I hope that the internet is still working when the oceans have risen and vast swaths of America are scorched beyond livability, so that I can revisit this comment and ponder how foolish it was for the Democrats to worry about the future instead of about how to eke out temporary wins in fossil fuel loving states.
You got nothing else boy. You play the hand your dealt.
There is only one reconciliation budget bill that can be passed for FY2022.
If you want the debt ceiling to be included, the deadline for a technical default is October 18. That means that you need to resolve the $3.5T/$2T/$1.5T infrastructure talks before then, otherwise there will be no infrastructure bill.
I think Democrats thought that, had they been able to use up the reconciliation on infrastructure weeks ahead of the debt ceiling deadline, they would have foreclosed the option to use reconciliation on the debt ceiling.
Manchin/Sinema hijacked this timeline, forcing Democrats to keep the option open.

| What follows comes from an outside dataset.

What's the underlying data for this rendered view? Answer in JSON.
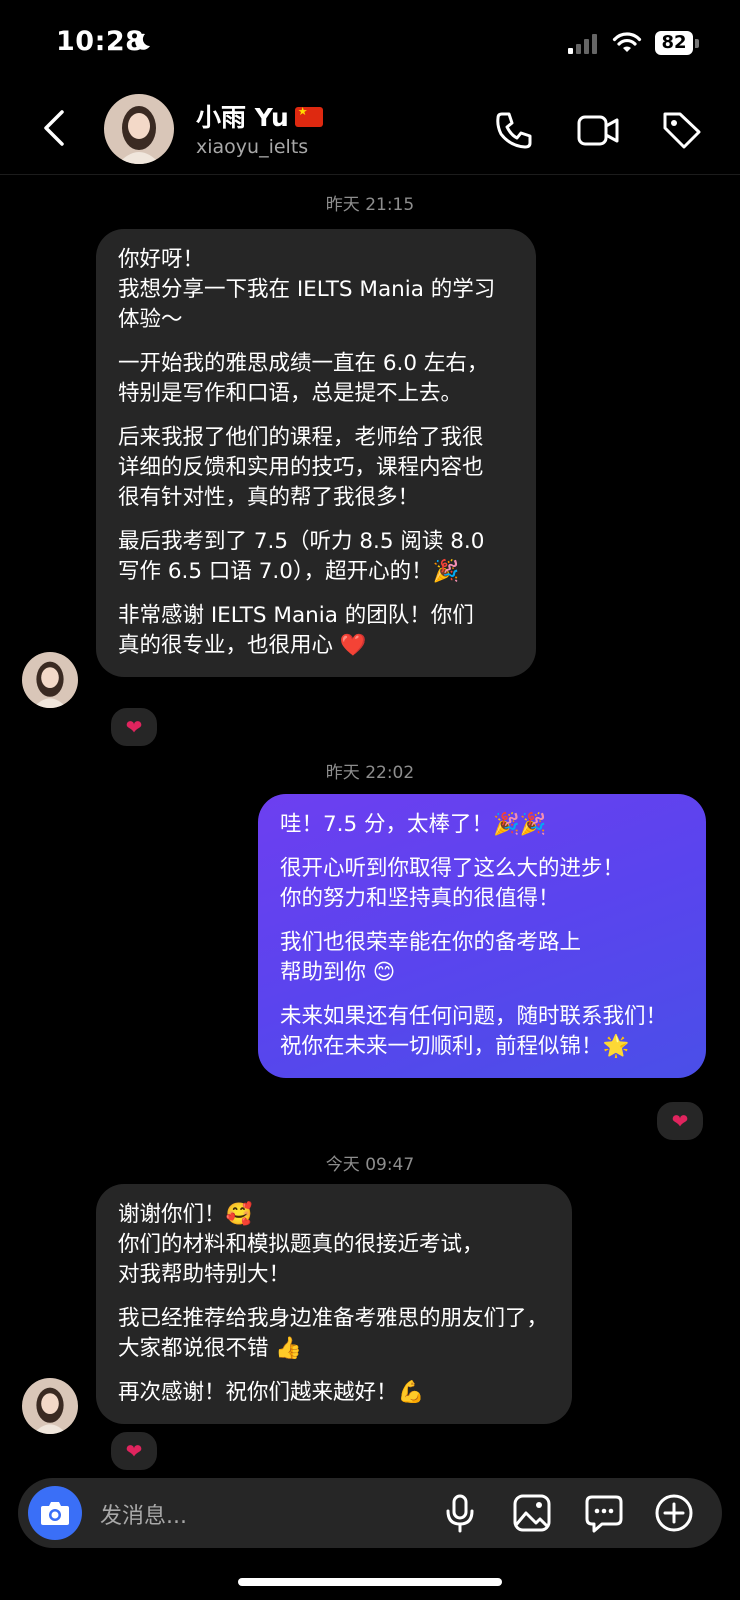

I think it was deliberate. For weeks, Sinema/Manchin could not identify their priorities until after the Democrats' self-imposed deadline to get infrastructure signed off had passed.
I don't think we have honest players here, folks. I think their delay tactics were meant to put their fellow Democrats into a bind. I don't think they want an infrastructure bill passed at all. Manchin dangled a red herring when he brought up the Hyde Amendment after the self-imposed deadline had passed. Why pull that out of his ass? It sure looks like he plans to use that to falsely defend a vote against infrastructure.
It's time to face up that Manchin's deep in the pockets of coal and Sinema is just arbitrarily bonkers.
Sinema is bonkers but her goal isn’t re-election. It’s to be an attention whore until she can secure a post-senate position as a different kind of whore, aka a well-paid lobbyist.
Your point is a waste. Sounds like they can just nuke the filibuster for the debt ceiling. So that is gone. Good riddance.